Starting with the premise that “Every body tells a story,” we pose the question, “What’s your story?” This led us to design the test kit after a book—a story book—in which each “page” tells part of the story of you: this page is about your DNA; the next one is about your blood; then your metabolic function—how you process fats, carbohydrates, and proteins. We ship the results to a third-party lab which processes them and you get a personalized nutrition recommendation.

Every test kit comes with a 25-minute coaching session with a registered dietician who helps you come up with strategies to start applying it to your life. The last part is that we make nutrient-rich and data-rich meals:  These are fresh-prepared meals, customized to your personal biology, fully documented, and delivered to your door.

This is not just a new product; it’s an entirely new product category. How did this idea come about?

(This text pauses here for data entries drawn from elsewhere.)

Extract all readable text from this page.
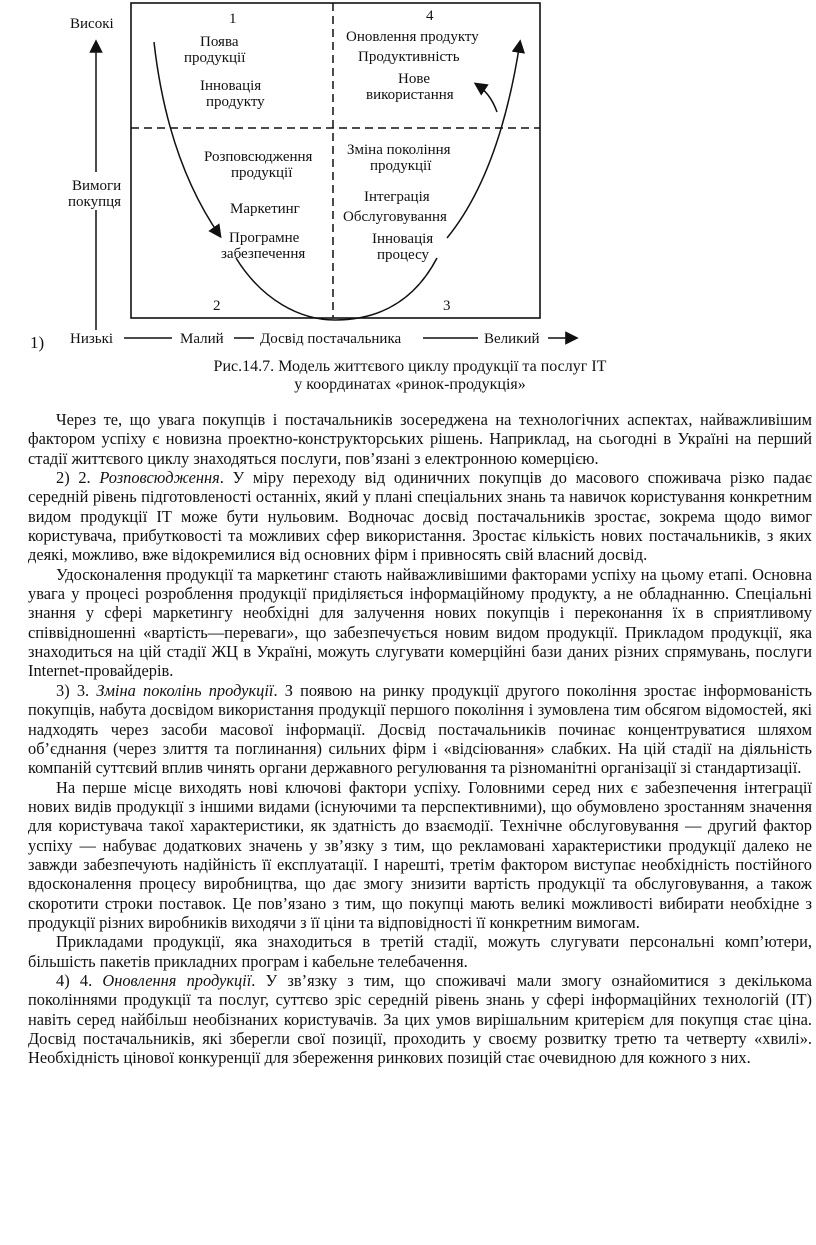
Високі
Вимоги
покупця
1) Низькі	Малий Досвід постачальника	Великий
1	4
2	3
Поява
продукції
Інновація
продукту
Оновлення продукту
Продуктивність
Нове
використання
Розповсюдження
продукції
Маркетинг
Програмне
забезпечення
Зміна покоління
продукції
Інтеграція
Обслуговування
Інновація
процесу
Рис.14.7. Модель життєвого циклу продукції та послуг ІТ
у координатах «ринок-продукція»

Через те, що увага покупців і постачальників зосереджена на технологічних аспектах, найважливішим фактором успіху є новизна проектно-конструкторських рішень. Наприклад, на сьогодні в Україні на перший стадії життєвого циклу знаходяться послуги, пов’язані з електронною комерцією.

2) 2. Розповсюдження. У міру переходу від одиничних покупців до масового споживача різко падає середній рівень підготовленості останніх, який у плані спеціальних знань та навичок користування конкретним видом продукції ІТ може бути нульовим. Водночас досвід постачальників зростає, зокрема щодо вимог користувача, прибутковості та можливих сфер використання. Зростає кількість нових постачальників, з яких деякі, можливо, вже відокремилися від основних фірм і привносять свій власний досвід.

Удосконалення продукції та маркетинг стають найважливішими факторами успіху на цьому етапі. Основна увага у процесі розроблення продукції приділяється інформаційному продукту, а не обладнанню. Спеціальні знання у сфері маркетингу необхідні для залучення нових покупців і переконання їх в сприятливому співвідношенні «вартість—переваги», що забезпечується новим видом продукції. Прикладом продукції, яка знаходиться на цій стадії ЖЦ в Україні, можуть слугувати комерційні бази даних різних спрямувань, послуги Internet-провайдерів.

3) 3. Зміна поколінь продукції. З появою на ринку продукції другого покоління зростає інформованість покупців, набута досвідом використання продукції першого покоління і зумовлена тим обсягом відомостей, які надходять через засоби масової інформації. Досвід постачальників починає концентруватися шляхом об’єднання (через злиття та поглинання) сильних фірм і «відсіювання» слабких. На цій стадії на діяльність компаній суттєвий вплив чинять органи державного регулювання та різноманітні організації зі стандартизації.

На перше місце виходять нові ключові фактори успіху. Головними серед них є забезпечення інтеграції нових видів продукції з іншими видами (існуючими та перспективними), що обумовлено зростанням значення для користувача такої характеристики, як здатність до взаємодії. Технічне обслуговування — другий фактор успіху — набуває додаткових значень у зв’язку з тим, що рекламовані характеристики продукції далеко не завжди забезпечують надійність її експлуатації. І нарешті, третім фактором виступає необхідність постійного вдосконалення процесу виробництва, що дає змогу знизити вартість продукції та обслуговування, а також скоротити строки поставок. Це пов’язано з тим, що покупці мають великі можливості вибирати необхідне з продукції різних виробників виходячи з її ціни та відповідності її конкретним вимогам.

Прикладами продукції, яка знаходиться в третій стадії, можуть слугувати персональні комп’ютери, більшість пакетів прикладних програм і кабельне телебачення.

4) 4. Оновлення продукції. У зв’язку з тим, що споживачі мали змогу ознайомитися з декількома поколіннями продукції та послуг, суттєво зріс середній рівень знань у сфері інформаційних технологій (ІТ) навіть серед найбільш необізнаних користувачів. За цих умов вирішальним критерієм для покупця стає ціна. Досвід постачальників, які зберегли свої позиції, проходить у своєму розвитку третю та четверту «хвилі». Необхідність цінової конкуренції для збереження ринкових позицій стає очевидною для кожного з них.
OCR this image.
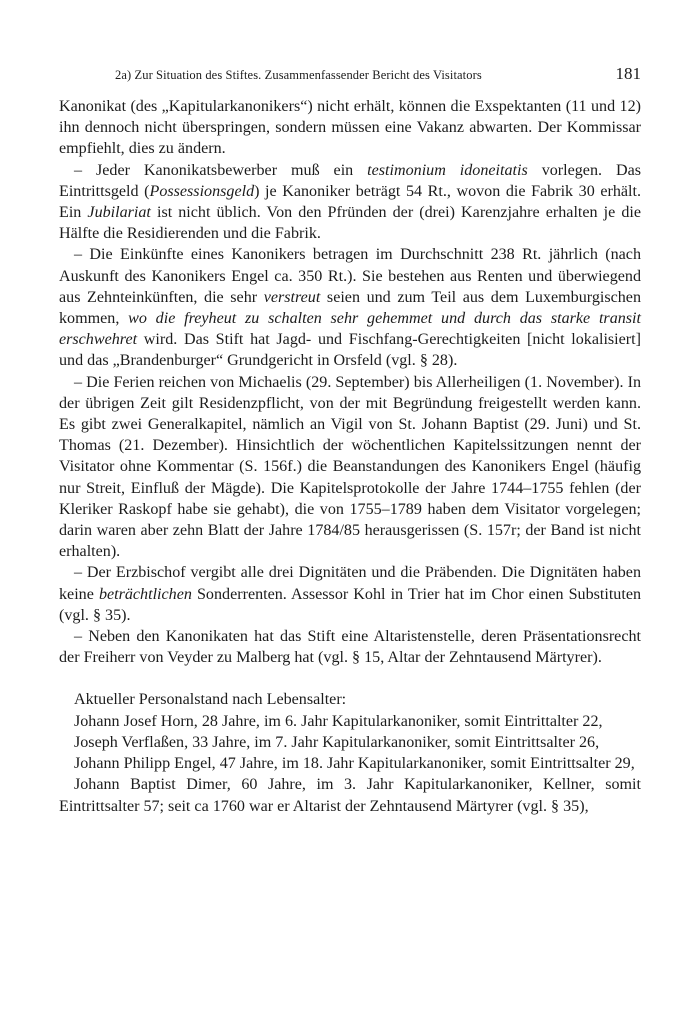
2a) Zur Situation des Stiftes. Zusammenfassender Bericht des Visitators	181

Kanonikat (des „Kapitularkanonikers“) nicht erhält, können die Exspektanten (11 und 12) ihn dennoch nicht überspringen, sondern müssen eine Vakanz abwarten. Der Kommissar empfiehlt, dies zu ändern.

– Jeder Kanonikatsbewerber muß ein testimonium idoneitatis vorlegen. Das Eintrittsgeld (Possessionsgeld) je Kanoniker beträgt 54 Rt., wovon die Fabrik 30 erhält. Ein Jubilariat ist nicht üblich. Von den Pfründen der (drei) Karenzjahre erhalten je die Hälfte die Residierenden und die Fabrik.

– Die Einkünfte eines Kanonikers betragen im Durchschnitt 238 Rt. jährlich (nach Auskunft des Kanonikers Engel ca. 350 Rt.). Sie bestehen aus Renten und überwiegend aus Zehnteinkünften, die sehr verstreut seien und zum Teil aus dem Luxemburgischen kommen, wo die freyheut zu schalten sehr gehemmet und durch das starke transit erschwehret wird. Das Stift hat Jagd- und Fischfang-Gerechtigkeiten [nicht lokalisiert] und das „Brandenburger“ Grundgericht in Orsfeld (vgl. § 28).

– Die Ferien reichen von Michaelis (29. September) bis Allerheiligen (1. November). In der übrigen Zeit gilt Residenzpflicht, von der mit Begründung freigestellt werden kann. Es gibt zwei Generalkapitel, nämlich an Vigil von St. Johann Baptist (29. Juni) und St. Thomas (21. Dezember). Hinsichtlich der wöchentlichen Kapitelssitzungen nennt der Visitator ohne Kommentar (S. 156f.) die Beanstandungen des Kanonikers Engel (häufig nur Streit, Einfluß der Mägde). Die Kapitelsprotokolle der Jahre 1744–1755 fehlen (der Kleriker Raskopf habe sie gehabt), die von 1755–1789 haben dem Visitator vorgelegen; darin waren aber zehn Blatt der Jahre 1784/85 herausgerissen (S. 157r; der Band ist nicht erhalten).

– Der Erzbischof vergibt alle drei Dignitäten und die Präbenden. Die Dignitäten haben keine beträchtlichen Sonderrenten. Assessor Kohl in Trier hat im Chor einen Substituten (vgl. § 35).

– Neben den Kanonikaten hat das Stift eine Altaristenstelle, deren Präsentationsrecht der Freiherr von Veyder zu Malberg hat (vgl. § 15, Altar der Zehntausend Märtyrer).

Aktueller Personalstand nach Lebensalter:

Johann Josef Horn, 28 Jahre, im 6. Jahr Kapitularkanoniker, somit Eintrittalter 22,

Joseph Verflaßen, 33 Jahre, im 7. Jahr Kapitularkanoniker, somit Eintrittsalter 26,

Johann Philipp Engel, 47 Jahre, im 18. Jahr Kapitularkanoniker, somit Eintrittsalter 29,

Johann Baptist Dimer, 60 Jahre, im 3. Jahr Kapitularkanoniker, Kellner, somit Eintrittsalter 57; seit ca 1760 war er Altarist der Zehntausend Märtyrer (vgl. § 35),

I’m basically a creative problem-solver at heart. I had some health issues—I had gained 50 pounds; I was pre-diabetic, and I was at risk of a heart attack. Instead of going to a doctor, I said, “This is a really interesting problem to solve,” which led me down a completely different path—not just solving it for myself but setting up the conditions in which I would solve it for other people. If we are able to capture what is unique about each person in a highly personalized way, it changes everything: the food industry; the weight-loss and diet industry; it could even change the medical industry. The problem becomes not where to go, but where not to go.

For somebody without a formal business education you seem to have picked it up pretty quickly. What advice you want to give to a punk rocker or beginning design student who might be wondering, “Could I actually start a business?”

I actually started a punk rock band back in the ’90s. We played in basements, bars, and barns and slept in a Dodge Econoline van. I learned about building a team; I learned how to book a tour which is really putting a business in place; we were silk-screening T-shirts out of the back of the van and selling them at $5 a pop so we could eat. But the essence of that experience was I learned that you have to have a point of view about the world and you’ve got to be willing to shout it from the mountaintop, to bring all your creativity to bear on bringing those ideas to life. And you have to be able to inspire a group of people to come along with you.

So my advice is, “Think beyond the band.”